There are multiple methods for treating anxiety and which works best for you depends on you as an individual and what type of anxiety you are experiencing. There are a range of mental health services and healthcare professionals who can offer you advice, information, treatment and support, as well as a number of techniques you can use to help yourself.
Treating mild anxiety
For mild symptoms, simple lifestyle changes such as a good diet, regular physical exercise, getting enough sleep and reducing your stress levels may help you manage your anxiety. Other complementary lifestyle changes such as learning mindfulness or meditation, taking up yoga, or relaxation training may also help you manage your anxiety.
There are also online ‘e-therapies’, many of which are free, anonymous and easily accessible, which offer similar services to psychological treatments but in a self-help manner. For people with mild to moderate anxiety e-therapies can be just as effective as face-to-face services. They help teach the user to identify and change patterns of thinking and behaviour that may cause or prolong your anxiety. E-therapies can be used alone, however some form of professional support is usually also available.

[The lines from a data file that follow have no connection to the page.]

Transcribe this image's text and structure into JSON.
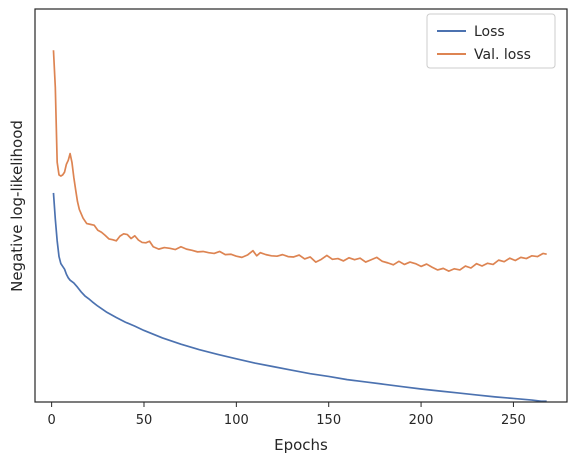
{
  "chart_data": {
    "type": "line",
    "title": "",
    "xlabel": "Epochs",
    "ylabel": "Negative log-likelihood",
    "xlim": [
      -9,
      279
    ],
    "ylim": [
      0,
      100
    ],
    "xticks": [
      0,
      50,
      100,
      150,
      200,
      250
    ],
    "xtick_labels": [
      "0",
      "50",
      "100",
      "150",
      "200",
      "250"
    ],
    "yticks": [],
    "grid": false,
    "legend_position": "top-right",
    "series": [
      {
        "name": "Loss",
        "color": "#4c72b0",
        "x": [
          1,
          2,
          3,
          4,
          5,
          6,
          7,
          8,
          9,
          10,
          12,
          14,
          16,
          18,
          20,
          22,
          25,
          30,
          35,
          40,
          45,
          50,
          60,
          70,
          80,
          90,
          100,
          110,
          120,
          130,
          140,
          150,
          160,
          170,
          180,
          190,
          200,
          210,
          220,
          230,
          240,
          250,
          260,
          265,
          268
        ],
        "y": [
          53.2,
          46.5,
          41.0,
          37.0,
          35.2,
          34.5,
          33.8,
          32.5,
          31.6,
          31.0,
          30.3,
          29.2,
          28.0,
          27.0,
          26.3,
          25.5,
          24.4,
          22.8,
          21.5,
          20.3,
          19.3,
          18.2,
          16.3,
          14.7,
          13.3,
          12.1,
          11.0,
          9.9,
          9.0,
          8.1,
          7.2,
          6.5,
          5.7,
          5.1,
          4.5,
          3.9,
          3.3,
          2.8,
          2.3,
          1.8,
          1.3,
          0.9,
          0.5,
          0.2,
          0.2
        ]
      },
      {
        "name": "Val. loss",
        "color": "#dd8452",
        "x": [
          1,
          2,
          3,
          4,
          5,
          6,
          7,
          8,
          9,
          10,
          11,
          12,
          13,
          14,
          15,
          17,
          19,
          21,
          23,
          25,
          27,
          29,
          31,
          33,
          35,
          37,
          39,
          41,
          43,
          45,
          47,
          49,
          51,
          53,
          55,
          58,
          61,
          64,
          67,
          70,
          73,
          76,
          79,
          82,
          85,
          88,
          91,
          94,
          97,
          100,
          103,
          106,
          109,
          111,
          113,
          116,
          119,
          122,
          125,
          128,
          131,
          134,
          137,
          140,
          143,
          146,
          149,
          152,
          155,
          158,
          161,
          164,
          167,
          170,
          173,
          176,
          179,
          182,
          185,
          188,
          191,
          194,
          197,
          200,
          203,
          206,
          209,
          212,
          215,
          218,
          221,
          224,
          227,
          230,
          233,
          236,
          239,
          242,
          245,
          248,
          251,
          254,
          257,
          260,
          263,
          266,
          268
        ],
        "y": [
          89.5,
          80.0,
          61.0,
          57.8,
          57.5,
          57.8,
          58.5,
          60.5,
          61.5,
          63.2,
          61.0,
          57.2,
          54.0,
          51.0,
          49.0,
          46.8,
          45.4,
          45.2,
          45.0,
          43.7,
          43.2,
          42.4,
          41.5,
          41.3,
          41.0,
          42.2,
          42.8,
          42.6,
          41.6,
          42.3,
          41.2,
          40.6,
          40.5,
          40.9,
          39.5,
          38.9,
          39.3,
          39.1,
          38.8,
          39.5,
          38.9,
          38.6,
          38.2,
          38.3,
          38.0,
          37.8,
          38.3,
          37.5,
          37.6,
          37.1,
          36.8,
          37.4,
          38.5,
          37.2,
          38.0,
          37.5,
          37.2,
          37.1,
          37.5,
          37.0,
          36.9,
          37.4,
          36.4,
          36.9,
          35.6,
          36.3,
          37.3,
          36.3,
          36.5,
          35.9,
          36.7,
          36.2,
          36.6,
          35.6,
          36.2,
          36.8,
          35.8,
          35.4,
          34.9,
          35.8,
          35.0,
          35.6,
          35.2,
          34.5,
          35.1,
          34.3,
          33.6,
          34.0,
          33.3,
          33.9,
          33.6,
          34.6,
          34.1,
          35.2,
          34.6,
          35.3,
          35.0,
          36.1,
          35.7,
          36.6,
          36.0,
          36.8,
          36.5,
          37.2,
          37.0,
          37.8,
          37.6
        ]
      }
    ]
  }
}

Treating moderate to severe anxiety
Moderate to severe anxiety usually requires professional healthcare support as well as psychological or medical treatment. Consulting with your GP or mental health service will help you determine which treatment course would be best for you.
Psychological treatments (or ‘talking therapies’) help you change your thinking patterns and reduce irrational thoughts and worries. The delivery of psychological therapies depends on the individual, some prefer one-on-one treatment with a healthcare professional, others prefer a group environment or using online services such as e-therapies.
Cognitive behavioural therapy
The most common psychological treatment for anxiety is cognitive behavioural therapy (CBT) which teaches you how the way we think (cognition) and act (behaviour) affects the way we feel. CBT is a structured treatment option where you work with a therapist to identify thought or behaviour pattens that contribute to your anxiety or prevent you from getting out of an anxious mindset. Recognising unhelpful patterns such as catastrophising (thinking the worst, anticipating things will go wrong) helps you replace them with more rational and realistic thoughts that reduce your anxiety and improve your coping mechanisms. Relaxation and breathing techniques may also be used in CBT to control your anxiety and reduce the physical symptoms.
Behavioural therapy, although a component of CBT, doesn’t try to change beliefs and attitudes but focuses on reversing patterns of avoidance and worry that perpetuate anxiety. By using ‘graded exposure’, behavioural therapy allows you to be slowly exposed to situations or things that make you anxious, giving you the opportunity to cope with fearful situations and feel a sense of satisfaction and reward.
Psychological treatments are usually the most effective treatment for anxiety, however in severe cases medication may be helpful. Common medications used for managing anxiety include antidepressants and benzodiazepines.
Anxiety disorders can cause changes in the brain’s chemicals – serotonin, noradrenaline and dopamine. Some types of antidepressant medication can be used to help manage anxiety by correcting the imbalance of these chemicals.
Another medication commonly prescribed in the short term for anxiety conditions are benzodiazepines (also known as minor tranquillisers and sleeping pills). Benzodiazepines reduce tension and promote relaxation and can help manage anxiety. However, they can only be used for a short period of time, or intermittently, and should be used as a secondary treatment as they can also be addictive.
Recovering from an anxiety disorder
The amount of time it takes for you to recover from the anxiety condition is different for everyone. Whilst psychological or medical treatment options will assist in your recovery there are also a number of ways you can help yourself get better and stay better.
For many people, experiencing anxiety can be scary, particularly when there is no obvious trigger. Numerous people who experience panic attacks believe they are having a heart attack and are going to die. Although anxiety is the most common mental health disorder in Australia, with over 2 million Australians affected, many people feel ashamed or embarrassed after being diagnosed with anxiety and struggle with feelings of denial. Anger and despair are also common feelings at being unable to control ones anxiety and its related difficulties.
However, by accepting the fact that you have an anxiety condition, and all the challenges that brings, you can receive support and discover new ways to deal with these changes. Treatment will help you manage the symptoms of anxiety, but recovery will allow you to accept and enjoy your life, even if it is different to before.
The most important thing to remember is that you are not alone. There are numerous avenues of support, from friends and family to mental health services to support groups of other anxiety sufferers. You need to find the right treatments and the right support team for your condition and situation.